Qantas has said it “never” threatened to outsource roles in the event a pilots’ union rejected a new enterprise agreement.
It comes after the AIPA voted through a deal on working terms to allow its members to fly the airline’s forthcoming fleet of Airbus A321XLRs. However, the group suggested the yes vote came under the duress of a “looming threat” roles could go elsewhere.
“To be clear, we never said that a no vote would mean this flying would be outsourced,” Qantas told Australian Aviation.
“Had either pilot group not been able to provide us with the working arrangements needed to get a return on our investment, another entity within the Qantas Group that was able to do this would have done the flying.

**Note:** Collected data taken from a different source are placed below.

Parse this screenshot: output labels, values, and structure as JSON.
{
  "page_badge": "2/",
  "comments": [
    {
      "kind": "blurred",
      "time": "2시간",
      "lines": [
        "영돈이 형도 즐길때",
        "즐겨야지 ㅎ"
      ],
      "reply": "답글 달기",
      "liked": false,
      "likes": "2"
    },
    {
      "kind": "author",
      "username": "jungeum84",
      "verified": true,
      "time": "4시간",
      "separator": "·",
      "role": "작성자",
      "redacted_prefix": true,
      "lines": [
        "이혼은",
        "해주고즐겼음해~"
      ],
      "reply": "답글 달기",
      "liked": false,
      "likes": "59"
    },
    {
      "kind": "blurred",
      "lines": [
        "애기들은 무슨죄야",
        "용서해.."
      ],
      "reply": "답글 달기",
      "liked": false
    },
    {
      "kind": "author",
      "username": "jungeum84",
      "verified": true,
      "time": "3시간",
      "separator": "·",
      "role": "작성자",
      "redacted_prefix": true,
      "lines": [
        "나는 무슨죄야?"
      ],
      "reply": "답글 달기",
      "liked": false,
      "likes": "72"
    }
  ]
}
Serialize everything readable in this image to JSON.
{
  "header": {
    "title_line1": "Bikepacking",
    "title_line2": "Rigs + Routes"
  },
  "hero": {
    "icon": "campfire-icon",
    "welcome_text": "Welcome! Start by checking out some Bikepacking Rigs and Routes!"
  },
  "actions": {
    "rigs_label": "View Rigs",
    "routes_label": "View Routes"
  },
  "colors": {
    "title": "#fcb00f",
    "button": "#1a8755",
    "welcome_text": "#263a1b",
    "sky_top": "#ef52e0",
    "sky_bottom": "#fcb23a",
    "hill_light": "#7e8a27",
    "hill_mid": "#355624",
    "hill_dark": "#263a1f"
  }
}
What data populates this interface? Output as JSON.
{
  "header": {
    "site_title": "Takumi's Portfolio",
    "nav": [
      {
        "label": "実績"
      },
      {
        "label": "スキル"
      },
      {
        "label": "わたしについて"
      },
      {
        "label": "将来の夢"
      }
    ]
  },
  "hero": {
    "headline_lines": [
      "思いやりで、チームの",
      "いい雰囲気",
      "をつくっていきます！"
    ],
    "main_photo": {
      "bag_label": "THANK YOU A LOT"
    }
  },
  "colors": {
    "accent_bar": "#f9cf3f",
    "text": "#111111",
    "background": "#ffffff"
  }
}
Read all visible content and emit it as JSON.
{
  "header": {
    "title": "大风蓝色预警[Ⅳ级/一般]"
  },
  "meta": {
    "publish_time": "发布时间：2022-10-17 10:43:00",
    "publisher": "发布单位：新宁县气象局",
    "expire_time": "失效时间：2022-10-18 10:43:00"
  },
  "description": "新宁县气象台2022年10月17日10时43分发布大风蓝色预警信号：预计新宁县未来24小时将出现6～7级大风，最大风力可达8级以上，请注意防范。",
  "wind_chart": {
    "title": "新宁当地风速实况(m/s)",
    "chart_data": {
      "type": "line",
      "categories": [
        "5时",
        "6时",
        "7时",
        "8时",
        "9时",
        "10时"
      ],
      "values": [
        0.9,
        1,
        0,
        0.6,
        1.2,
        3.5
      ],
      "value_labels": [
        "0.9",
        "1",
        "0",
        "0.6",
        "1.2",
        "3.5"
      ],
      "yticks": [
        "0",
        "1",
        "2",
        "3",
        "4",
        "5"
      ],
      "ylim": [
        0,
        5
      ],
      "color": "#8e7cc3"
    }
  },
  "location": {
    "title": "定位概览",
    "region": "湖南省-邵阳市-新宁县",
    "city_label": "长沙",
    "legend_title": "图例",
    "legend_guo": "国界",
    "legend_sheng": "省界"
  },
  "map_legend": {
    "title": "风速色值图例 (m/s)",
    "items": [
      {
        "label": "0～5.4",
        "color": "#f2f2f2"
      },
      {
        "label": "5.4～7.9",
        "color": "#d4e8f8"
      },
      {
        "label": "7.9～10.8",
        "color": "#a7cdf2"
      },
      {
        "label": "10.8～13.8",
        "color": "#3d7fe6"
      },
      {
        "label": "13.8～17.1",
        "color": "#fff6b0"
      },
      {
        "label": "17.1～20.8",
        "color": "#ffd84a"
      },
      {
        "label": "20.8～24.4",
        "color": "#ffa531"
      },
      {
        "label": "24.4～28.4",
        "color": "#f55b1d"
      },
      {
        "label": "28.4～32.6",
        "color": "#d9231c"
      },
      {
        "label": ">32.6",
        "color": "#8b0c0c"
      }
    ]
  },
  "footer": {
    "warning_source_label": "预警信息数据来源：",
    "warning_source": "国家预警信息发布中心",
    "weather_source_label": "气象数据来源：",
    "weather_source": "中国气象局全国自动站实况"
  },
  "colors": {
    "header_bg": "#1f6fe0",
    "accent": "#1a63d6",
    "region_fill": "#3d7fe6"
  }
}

“This was communicated to our pilots throughout the process.”
Australian Aviation reported in May that Qantas’s ‘Project Winton’ domestic fleet upgrade program would begin in 2023.
The deal will start with 20 Airbus A321XLRs and 20 A220-300s to gradually replace its current fleet of Boeing 737 and 717 aircraft, however it includes purchase options for up to 94 additional aircraft through to 2034.
Qantas CEO Alan Joyce said, “The A320s and A220s will become the backbone of our domestic fleet for the next 20 years, helping to keep this country moving.
“Their range and economics will make new direct routes possible, including serving regional cities better.”
Joyce said these new aircraft and engines will reduce emissions by at least 15 per cent if running on traditional fossil fuels, and even more so if using Sustainable Aviation Fuel, bringing the airline closer to its goal of reaching net zero emissions by 2050.
AIPA’s claims of apparent threats follow the Federal Court now twice ruling that the airline’s decision to outsource 2,000 staff was illegal and in breach of the Fair Work Act.
Qantas removed internal ground handling operations in early 2021 at the 10 Australian airports where the work was done in-house, which included Adelaide, Brisbane, and Melbourne. It led to a furious response from the TWU, which eventually took the matter to court.
The resulting case, which concluded in August 2021, ruled that Qantas had violated section 341B of the Fair Work Act, which protects employees’ rights to bargain and take protected industrial action.